O coordenador-geral do Programa Cidades Sustentáveis defende, inclusive, a formação de pactos na sociedade para atender o eleitorado de classe média-alta e, ao mesmo tempo, destinar recursos para a periferia. "Esses pactos são, efetivamente, com escolhas. A crise que estamos vivendo, que antecede a pandemia, mas que a pandemia fez com que ela se aprofundasse, está demonstrando que todos nós, todos os setores, todos os segmentos, todas as classes sociais estão sendo impactados por ela. É evidente que algumas dessas classes, as classes mais favorecidas, conseguem avançar nisso de uma maneira menos sofrida que as classes mais carentes, mas elas estão sendo muito impactadas também. [...] Eu acho que as lideranças, de uma forma geral, as lideranças de países, de regiões, de estados não estão à altura dos desafios que estamos vivendo. As lideranças ainda estão pensando nos seus núcleos, na defesa de interesses de quem os apoiaram ou as apoiaram e nós estamos com problemas que ultrapassam hoje essas bolhas de apoio e até as fronteiras, muitas vezes, que a gente tem de cidades, de estados e de nações. Estamos precisando de lideranças que enxerguem isso como uma oportunidade.

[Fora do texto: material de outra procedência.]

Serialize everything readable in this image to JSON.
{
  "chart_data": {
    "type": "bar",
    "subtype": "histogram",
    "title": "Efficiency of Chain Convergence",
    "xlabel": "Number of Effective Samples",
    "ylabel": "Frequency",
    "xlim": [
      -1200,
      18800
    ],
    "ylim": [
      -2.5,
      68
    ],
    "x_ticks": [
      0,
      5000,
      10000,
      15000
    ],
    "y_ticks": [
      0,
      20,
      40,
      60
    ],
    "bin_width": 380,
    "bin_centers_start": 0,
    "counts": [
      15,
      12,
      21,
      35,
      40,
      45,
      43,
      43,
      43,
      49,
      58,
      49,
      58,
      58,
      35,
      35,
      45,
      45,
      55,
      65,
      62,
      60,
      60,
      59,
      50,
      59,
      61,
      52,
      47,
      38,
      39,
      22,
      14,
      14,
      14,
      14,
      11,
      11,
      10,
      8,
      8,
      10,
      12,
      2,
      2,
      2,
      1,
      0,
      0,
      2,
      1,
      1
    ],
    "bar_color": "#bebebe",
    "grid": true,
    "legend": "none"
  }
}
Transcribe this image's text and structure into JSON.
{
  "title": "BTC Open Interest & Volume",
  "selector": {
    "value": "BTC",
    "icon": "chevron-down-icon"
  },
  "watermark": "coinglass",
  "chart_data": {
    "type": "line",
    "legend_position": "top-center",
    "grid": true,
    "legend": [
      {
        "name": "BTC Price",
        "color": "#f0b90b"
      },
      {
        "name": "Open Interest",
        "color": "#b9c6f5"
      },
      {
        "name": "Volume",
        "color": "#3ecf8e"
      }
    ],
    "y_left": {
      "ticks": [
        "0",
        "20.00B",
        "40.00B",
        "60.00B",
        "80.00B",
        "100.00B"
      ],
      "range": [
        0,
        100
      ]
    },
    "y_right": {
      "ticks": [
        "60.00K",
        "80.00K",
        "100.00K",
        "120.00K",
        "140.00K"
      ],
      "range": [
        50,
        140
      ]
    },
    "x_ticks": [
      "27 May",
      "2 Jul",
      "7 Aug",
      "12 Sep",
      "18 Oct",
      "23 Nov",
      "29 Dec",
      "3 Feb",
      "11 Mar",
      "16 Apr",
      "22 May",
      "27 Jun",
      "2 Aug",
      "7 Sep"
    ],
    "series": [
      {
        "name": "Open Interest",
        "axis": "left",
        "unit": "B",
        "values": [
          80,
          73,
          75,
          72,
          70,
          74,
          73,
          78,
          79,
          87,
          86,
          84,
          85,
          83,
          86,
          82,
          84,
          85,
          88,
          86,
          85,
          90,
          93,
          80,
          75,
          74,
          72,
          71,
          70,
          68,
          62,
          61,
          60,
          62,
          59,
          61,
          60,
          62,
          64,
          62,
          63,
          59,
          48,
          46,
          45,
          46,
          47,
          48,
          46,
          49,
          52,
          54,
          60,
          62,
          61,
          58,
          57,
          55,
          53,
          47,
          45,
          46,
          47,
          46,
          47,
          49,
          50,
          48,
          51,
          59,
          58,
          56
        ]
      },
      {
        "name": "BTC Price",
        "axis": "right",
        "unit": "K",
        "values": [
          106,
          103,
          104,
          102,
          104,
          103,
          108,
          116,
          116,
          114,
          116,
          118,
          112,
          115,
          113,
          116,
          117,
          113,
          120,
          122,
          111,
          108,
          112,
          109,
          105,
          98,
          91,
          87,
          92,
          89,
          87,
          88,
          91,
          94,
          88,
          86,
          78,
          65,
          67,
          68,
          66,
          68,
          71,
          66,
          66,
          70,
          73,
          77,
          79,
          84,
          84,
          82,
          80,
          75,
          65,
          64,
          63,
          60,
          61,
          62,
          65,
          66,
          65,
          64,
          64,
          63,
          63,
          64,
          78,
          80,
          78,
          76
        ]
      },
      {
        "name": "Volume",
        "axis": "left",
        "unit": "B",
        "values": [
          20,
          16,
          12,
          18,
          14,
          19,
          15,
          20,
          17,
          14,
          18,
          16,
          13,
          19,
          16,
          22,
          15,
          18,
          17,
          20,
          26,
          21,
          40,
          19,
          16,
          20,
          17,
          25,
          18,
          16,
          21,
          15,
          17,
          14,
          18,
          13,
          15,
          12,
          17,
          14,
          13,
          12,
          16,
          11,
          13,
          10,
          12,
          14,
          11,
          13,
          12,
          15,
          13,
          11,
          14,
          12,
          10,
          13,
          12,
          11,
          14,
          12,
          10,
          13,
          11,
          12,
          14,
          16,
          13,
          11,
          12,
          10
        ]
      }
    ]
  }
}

É uma tremenda oportunidade trazer 3/4 da cidade de São Paulo que não tem acesso a serviços de qualidade, que vive em condições de pobreza, de pobreza no sentido mais amplo do termo, que não tem condições de acessar nada que a cidade coloca, a não ser lutar por sua sobrevivência, é uma grande oportunidade conseguir trazer, incluir na sociedade um contingente maior de pessoas. Eu diria que a maneira é a gente ter coragem de enfrentar isso, ter a coragem de criar pactos até com as classes que apoiaram, e vêm apoiando por décadas, governos conservadores, mas que estão levando a crises importantíssimas e que não vamos superar, a crise da desigualdade é uma dela".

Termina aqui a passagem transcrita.